Una "verdad" con la que Matute no obstante se muestra en paz, y que transmite con expresiva y sutil contención. Esa mirada que no hace falta verbalizar, esa situación que no hace falta sobredimensionar. La película viene a ser la historia de una joven empujada a madurar antes incluso de saber quién es, y a sacrificar parte de su juventud por llamémosle amor. Por algo que aún no comprende que desafía "lo normal".

"Una mochila" que además siempre llevará sobre sus espaldas, lo asuma o no. Todos estos sentimientos atravesados, como querer huir, culpar al familiar por lo que está pasando, la impaciencia y la rabia, la disociación emocional o desear que la muerte llegara ya, están presentes en el filme. Pero no es la adolescente, sino la mujer quien los traduce al lenguaje del cine con su madurez emocional y perspectiva vital.  

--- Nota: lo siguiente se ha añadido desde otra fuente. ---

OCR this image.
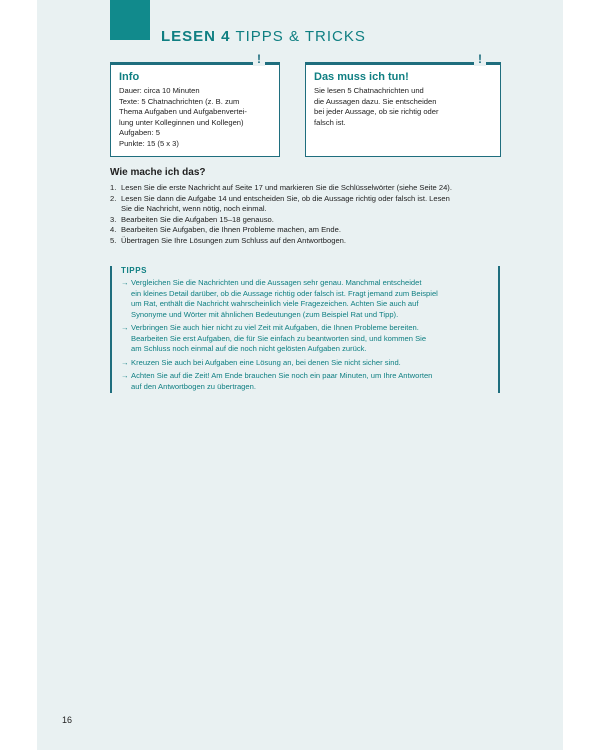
LESEN 4 TIPPS & TRICKS
!
Info
Dauer: circa 10 Minuten
Texte: 5 Chatnachrichten (z. B. zum
Thema Aufgaben und Aufgabenvertei-
lung unter Kolleginnen und Kollegen)
Aufgaben: 5
Punkte: 15 (5 x 3)
!
Das muss ich tun!
Sie lesen 5 Chatnachrichten und
die Aussagen dazu. Sie entscheiden
bei jeder Aussage, ob sie richtig oder
falsch ist.
Wie mache ich das?
1. Lesen Sie die erste Nachricht auf Seite 17 und markieren Sie die Schlüsselwörter (siehe Seite 24).
2. Lesen Sie dann die Aufgabe 14 und entscheiden Sie, ob die Aussage richtig oder falsch ist. Lesen
Sie die Nachricht, wenn nötig, noch einmal.
3. Bearbeiten Sie die Aufgaben 15–18 genauso.
4. Bearbeiten Sie Aufgaben, die Ihnen Probleme machen, am Ende.
5. Übertragen Sie Ihre Lösungen zum Schluss auf den Antwortbogen.
TIPPS
→ Vergleichen Sie die Nachrichten und die Aussagen sehr genau. Manchmal entscheidet
ein kleines Detail darüber, ob die Aussage richtig oder falsch ist. Fragt jemand zum Beispiel
um Rat, enthält die Nachricht wahrscheinlich viele Fragezeichen. Achten Sie auch auf
Synonyme und Wörter mit ähnlichen Bedeutungen (zum Beispiel Rat und Tipp).
→ Verbringen Sie auch hier nicht zu viel Zeit mit Aufgaben, die Ihnen Probleme bereiten.
Bearbeiten Sie erst Aufgaben, die für Sie einfach zu beantworten sind, und kommen Sie
am Schluss noch einmal auf die noch nicht gelösten Aufgaben zurück.
→ Kreuzen Sie auch bei Aufgaben eine Lösung an, bei denen Sie nicht sicher sind.
→ Achten Sie auf die Zeit! Am Ende brauchen Sie noch ein paar Minuten, um Ihre Antworten
auf den Antwortbogen zu übertragen.
16
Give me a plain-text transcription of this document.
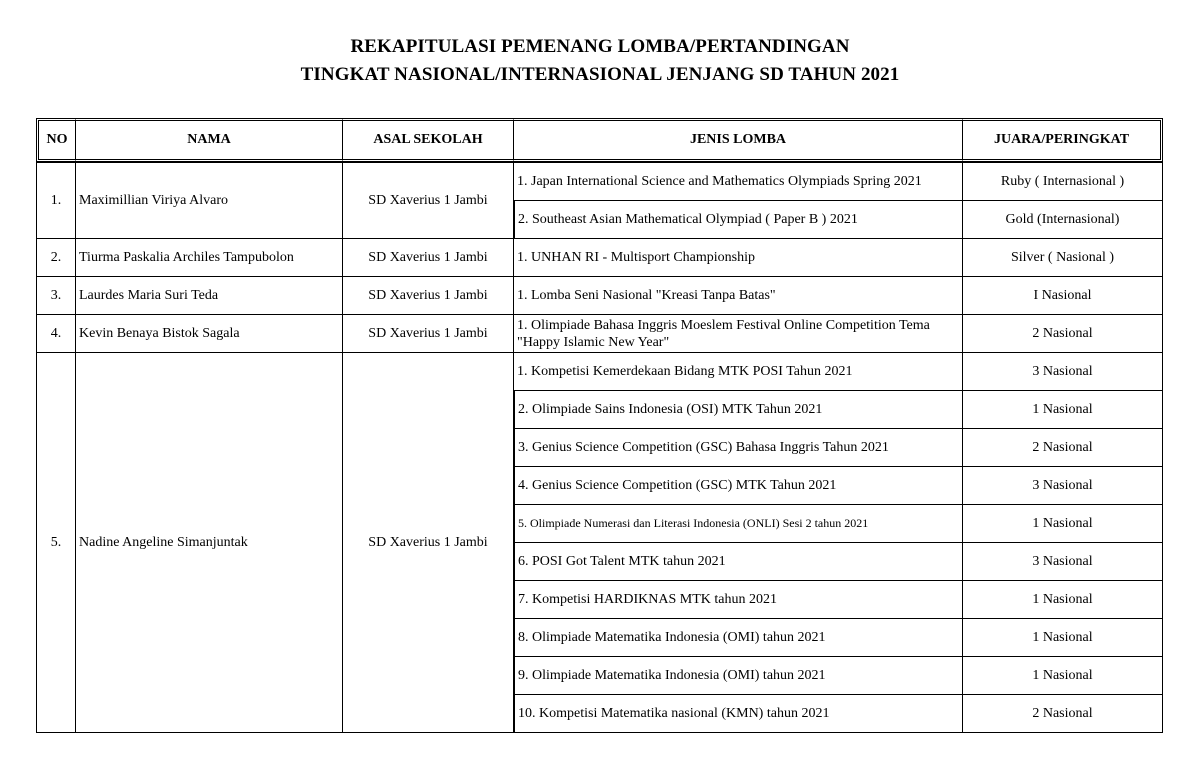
REKAPITULASI PEMENANG LOMBA/PERTANDINGAN
TINGKAT NASIONAL/INTERNASIONAL JENJANG SD TAHUN 2021
NO	NAMA	ASAL SEKOLAH	JENIS LOMBA	JUARA/PERINGKAT
1.	Maximillian Viriya Alvaro	SD Xaverius 1 Jambi	1. Japan International Science and Mathematics Olympiads Spring 2021	Ruby ( Internasional )
			2. Southeast Asian Mathematical Olympiad ( Paper B ) 2021	Gold (Internasional)
2.	Tiurma Paskalia Archiles Tampubolon	SD Xaverius 1 Jambi	1. UNHAN RI - Multisport Championship	Silver ( Nasional )
3.	Laurdes Maria Suri Teda	SD Xaverius 1 Jambi	1. Lomba Seni Nasional "Kreasi Tanpa Batas"	I Nasional
4.	Kevin Benaya Bistok Sagala	SD Xaverius 1 Jambi	1. Olimpiade Bahasa Inggris Moeslem Festival Online Competition Tema "Happy Islamic New Year"	2 Nasional
5.	Nadine Angeline Simanjuntak	SD Xaverius 1 Jambi	1. Kompetisi Kemerdekaan Bidang MTK POSI Tahun 2021	3 Nasional
			2. Olimpiade Sains Indonesia (OSI) MTK Tahun 2021	1 Nasional
			3. Genius Science Competition (GSC) Bahasa Inggris Tahun 2021	2 Nasional
			4. Genius Science Competition (GSC) MTK Tahun 2021	3 Nasional
			5. Olimpiade Numerasi dan Literasi Indonesia (ONLI) Sesi 2 tahun 2021	1 Nasional
			6. POSI Got Talent MTK tahun 2021	3 Nasional
			7. Kompetisi HARDIKNAS MTK tahun 2021	1 Nasional
			8. Olimpiade Matematika Indonesia (OMI) tahun 2021	1 Nasional
			9. Olimpiade Matematika Indonesia (OMI) tahun 2021	1 Nasional
			10. Kompetisi Matematika nasional (KMN) tahun 2021	2 Nasional
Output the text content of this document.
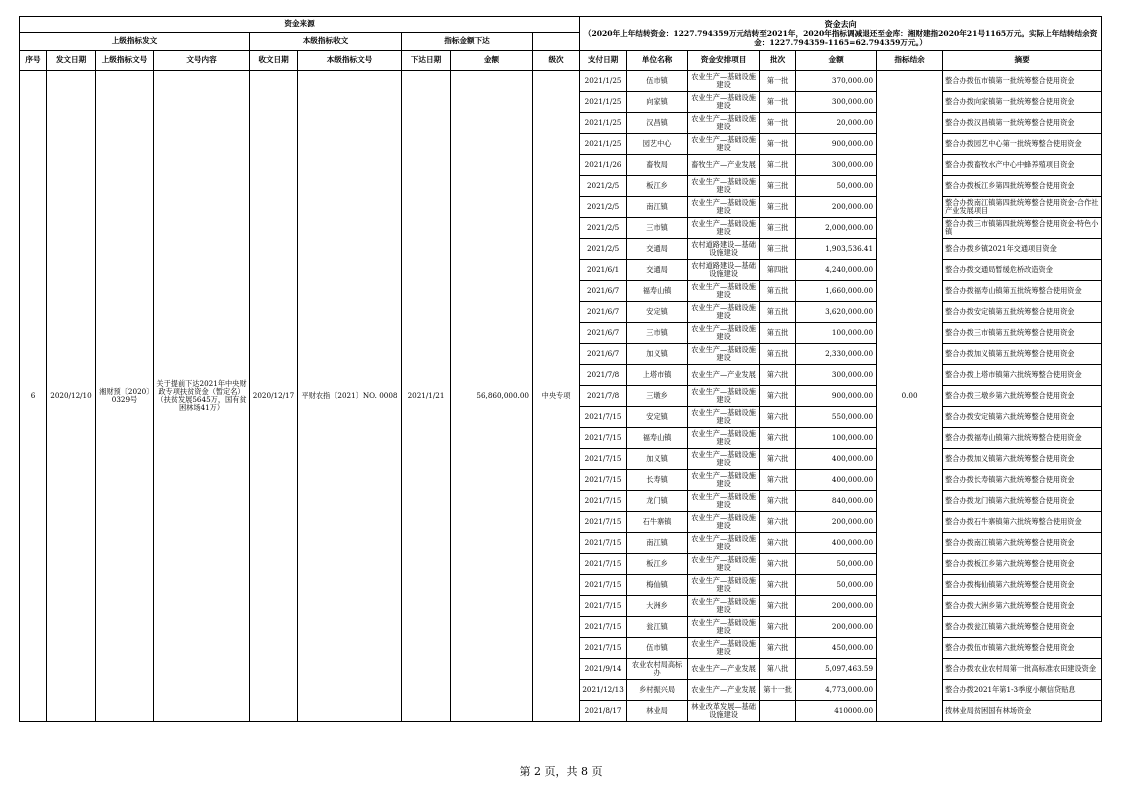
资金来源									资金去向
（2020年上年结转资金：1227.794359万元结转至2021年，2020年指标调减退还至金库：湘财建指2020年21号1165万元。实际上年结转结余资金：1227.794359-1165=62.794359万元。）						

上级指标发文				本级指标收文		指标金额下达									
序号	发文日期	上级指标文号	文号内容	收文日期	本级指标文号	下达日期	金额	级次	支付日期	单位名称	资金安排项目	批次	金额	指标结余	摘要
6	2020/12/10	湘财预〔2020〕0329号	关于提前下达2021年中央财政专项扶贫资金（暂定名）（扶贫发展5645万，国有贫困林场41万）	2020/12/17	平财农指〔2021〕NO. 0008	2021/1/21	56,860,000.00	中央专项	2021/1/25	伍市镇	农业生产—基础设施建设	第一批	370,000.00	0.00	整合办拨伍市镇第一批统筹整合使用资金
									2021/1/25	向家镇	农业生产—基础设施建设	第一批	300,000.00		整合办拨向家镇第一批统筹整合使用资金
									2021/1/25	汉昌镇	农业生产—基础设施建设	第一批	20,000.00		整合办拨汉昌镇第一批统筹整合使用资金
									2021/1/25	园艺中心	农业生产—基础设施建设	第一批	900,000.00		整合办拨园艺中心第一批统筹整合使用资金
									2021/1/26	畜牧局	畜牧生产—产业发展	第二批	300,000.00		整合办拨畜牧水产中心中蜂养殖项目资金
									2021/2/5	板江乡	农业生产—基础设施建设	第三批	50,000.00		整合办拨板江乡第四批统筹整合使用资金
									2021/2/5	南江镇	农业生产—基础设施建设	第三批	200,000.00		整合办拨南江镇第四批统筹整合使用资金-合作社产业发展项目
									2021/2/5	三市镇	农业生产—基础设施建设	第三批	2,000,000.00		整合办拨三市镇第四批统筹整合使用资金-特色小镇
									2021/2/5	交通局	农村道路建设—基础设施建设	第三批	1,903,536.41		整合办拨乡镇2021年交通项目资金
									2021/6/1	交通局	农村道路建设—基础设施建设	第四批	4,240,000.00		整合办拨交通局暂缓危桥改造资金
									2021/6/7	福寿山镇	农业生产—基础设施建设	第五批	1,660,000.00		整合办拨福寿山镇第五批统筹整合使用资金
									2021/6/7	安定镇	农业生产—基础设施建设	第五批	3,620,000.00		整合办拨安定镇第五批统筹整合使用资金
									2021/6/7	三市镇	农业生产—基础设施建设	第五批	100,000.00		整合办拨三市镇第五批统筹整合使用资金
									2021/6/7	加义镇	农业生产—基础设施建设	第五批	2,330,000.00		整合办拨加义镇第五批统筹整合使用资金
									2021/7/8	上塔市镇	农业生产—产业发展	第六批	300,000.00		整合办拨上塔市镇第六批统筹整合使用资金
									2021/7/8	三墩乡	农业生产—基础设施建设	第六批	900,000.00		整合办拨三墩乡第六批统筹整合使用资金
									2021/7/15	安定镇	农业生产—基础设施建设	第六批	550,000.00		整合办拨安定镇第六批统筹整合使用资金
									2021/7/15	福寿山镇	农业生产—基础设施建设	第六批	100,000.00		整合办拨福寿山镇第六批统筹整合使用资金
									2021/7/15	加义镇	农业生产—基础设施建设	第六批	400,000.00		整合办拨加义镇第六批统筹整合使用资金
									2021/7/15	长寿镇	农业生产—基础设施建设	第六批	400,000.00		整合办拨长寿镇第六批统筹整合使用资金
									2021/7/15	龙门镇	农业生产—基础设施建设	第六批	840,000.00		整合办拨龙门镇第六批统筹整合使用资金
									2021/7/15	石牛寨镇	农业生产—基础设施建设	第六批	200,000.00		整合办拨石牛寨镇第六批统筹整合使用资金
									2021/7/15	南江镇	农业生产—基础设施建设	第六批	400,000.00		整合办拨南江镇第六批统筹整合使用资金
									2021/7/15	板江乡	农业生产—基础设施建设	第六批	50,000.00		整合办拨板江乡第六批统筹整合使用资金
									2021/7/15	梅仙镇	农业生产—基础设施建设	第六批	50,000.00		整合办拨梅仙镇第六批统筹整合使用资金
									2021/7/15	大洲乡	农业生产—基础设施建设	第六批	200,000.00		整合办拨大洲乡第六批统筹整合使用资金
									2021/7/15	瓮江镇	农业生产—基础设施建设	第六批	200,000.00		整合办拨瓮江镇第六批统筹整合使用资金
									2021/7/15	伍市镇	农业生产—基础设施建设	第六批	450,000.00		整合办拨伍市镇第六批统筹整合使用资金
									2021/9/14	农业农村局高标办	农业生产—产业发展	第八批	5,097,463.59		整合办拨农业农村局第一批高标准农田建设资金
									2021/12/13	乡村振兴局	农业生产—产业发展	第十一批	4,773,000.00		整合办拨2021年第1-3季度小额信贷贴息
									2021/8/17	林业局	林业改革发展—基础设施建设		410000.00		拨林业局贫困国有林场资金
第 2 页，共 8 页
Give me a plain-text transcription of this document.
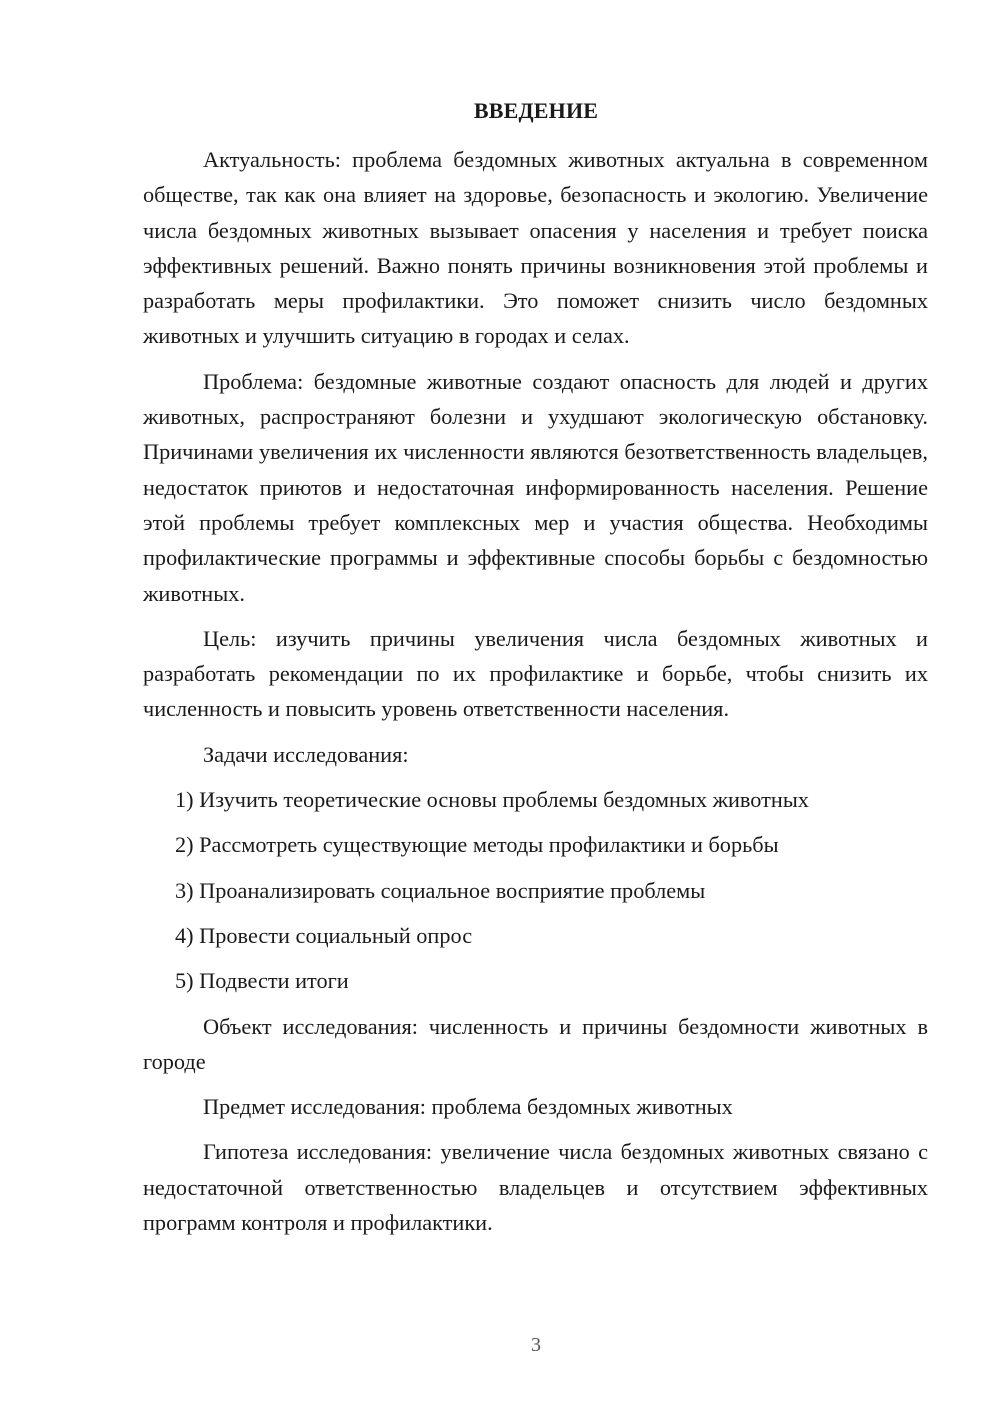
ВВЕДЕНИЕ

Актуальность: проблема бездомных животных актуальна в современном обществе, так как она влияет на здоровье, безопасность и экологию. Увеличение числа бездомных животных вызывает опасения у населения и требует поиска эффективных решений. Важно понять причины возникновения этой проблемы и разработать меры профилактики. Это поможет снизить число бездомных животных и улучшить ситуацию в городах и селах.

Проблема: бездомные животные создают опасность для людей и других животных, распространяют болезни и ухудшают экологическую обстановку. Причинами увеличения их численности являются безответственность владельцев, недостаток приютов и недостаточная информированность населения. Решение этой проблемы требует комплексных мер и участия общества. Необходимы профилактические программы и эффективные способы борьбы с бездомностью животных.

Цель: изучить причины увеличения числа бездомных животных и разработать рекомендации по их профилактике и борьбе, чтобы снизить их численность и повысить уровень ответственности населения.

Задачи исследования:

1) Изучить теоретические основы проблемы бездомных животных
2) Рассмотреть существующие методы профилактики и борьбы
3) Проанализировать социальное восприятие проблемы
4) Провести социальный опрос
5) Подвести итоги

Объект исследования: численность и причины бездомности животных в городе

Предмет исследования: проблема бездомных животных

Гипотеза исследования: увеличение числа бездомных животных связано с недостаточной ответственностью владельцев и отсутствием эффективных программ контроля и профилактики.

3
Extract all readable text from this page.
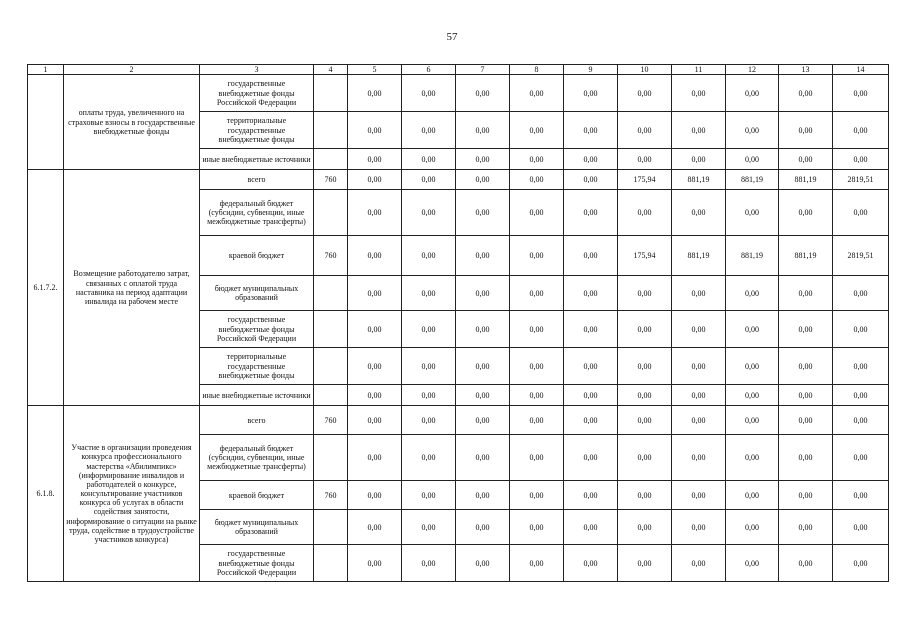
57
1	2	3	4	5	6	7	8	9	10	11	12	13	14
	оплаты труда, увеличенного на страховые взносы в государственные внебюджетные фонды	государственные внебюджетные фонды Российской Федерации		0,00	0,00	0,00	0,00	0,00	0,00	0,00	0,00	0,00	0,00
		территориальные государственные внебюджетные фонды		0,00	0,00	0,00	0,00	0,00	0,00	0,00	0,00	0,00	0,00
		иные внебюджетные источники		0,00	0,00	0,00	0,00	0,00	0,00	0,00	0,00	0,00	0,00
6.1.7.2.	Возмещение работодателю затрат, связанных с оплатой труда наставника на период адаптации инвалида на рабочем месте	всего	760	0,00	0,00	0,00	0,00	0,00	175,94	881,19	881,19	881,19	2819,51
		федеральный бюджет (субсидии, субвенции, иные межбюджетные трансферты)		0,00	0,00	0,00	0,00	0,00	0,00	0,00	0,00	0,00	0,00
		краевой бюджет	760	0,00	0,00	0,00	0,00	0,00	175,94	881,19	881,19	881,19	2819,51
		бюджет муниципальных образований		0,00	0,00	0,00	0,00	0,00	0,00	0,00	0,00	0,00	0,00
		государственные внебюджетные фонды Российской Федерации		0,00	0,00	0,00	0,00	0,00	0,00	0,00	0,00	0,00	0,00
		территориальные государственные внебюджетные фонды		0,00	0,00	0,00	0,00	0,00	0,00	0,00	0,00	0,00	0,00
		иные внебюджетные источники		0,00	0,00	0,00	0,00	0,00	0,00	0,00	0,00	0,00	0,00
6.1.8.	Участие в организации проведения конкурса профессионального мастерства «Абилимпикс» (информирование инвалидов и работодателей о конкурсе, консультирование участников конкурса об услугах в области содействия занятости, информирование о ситуации на рынке труда, содействие в трудоустройстве участников конкурса)	всего	760	0,00	0,00	0,00	0,00	0,00	0,00	0,00	0,00	0,00	0,00
		федеральный бюджет (субсидии, субвенции, иные межбюджетные трансферты)		0,00	0,00	0,00	0,00	0,00	0,00	0,00	0,00	0,00	0,00
		краевой бюджет	760	0,00	0,00	0,00	0,00	0,00	0,00	0,00	0,00	0,00	0,00
		бюджет муниципальных образований		0,00	0,00	0,00	0,00	0,00	0,00	0,00	0,00	0,00	0,00
		государственные внебюджетные фонды Российской Федерации		0,00	0,00	0,00	0,00	0,00	0,00	0,00	0,00	0,00	0,00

Lo que define a 'Yo no moriré de amor', un duro y feroz pero conmovedor y esperanzador drama en torno a la certeza del dolor que hace de la mesura su caballo de batalla. A quien es dueño de la verdad no le hace falta gritar. Matute vuelca la suya con claridad y delicadeza, sin alzar la voz; con una honestidad de primera piel que empapa con sutileza y sin sentimentalismo cada fotograma, cada interpretación.

Es evidente que se trata de una película personal; tanto, como que a Matute no le hace falta adornar su/la historia, ni regodearse en el dolor para que el filme resplandezca con el cálido dramatismo con el que lo hace. 90 minutos de pura y honesta concreción narrativa, no tanto sobre la dureza de una enfermedad neurodegenerativa como sobre los momentos que definen la relación entre las personas. Y a las personas.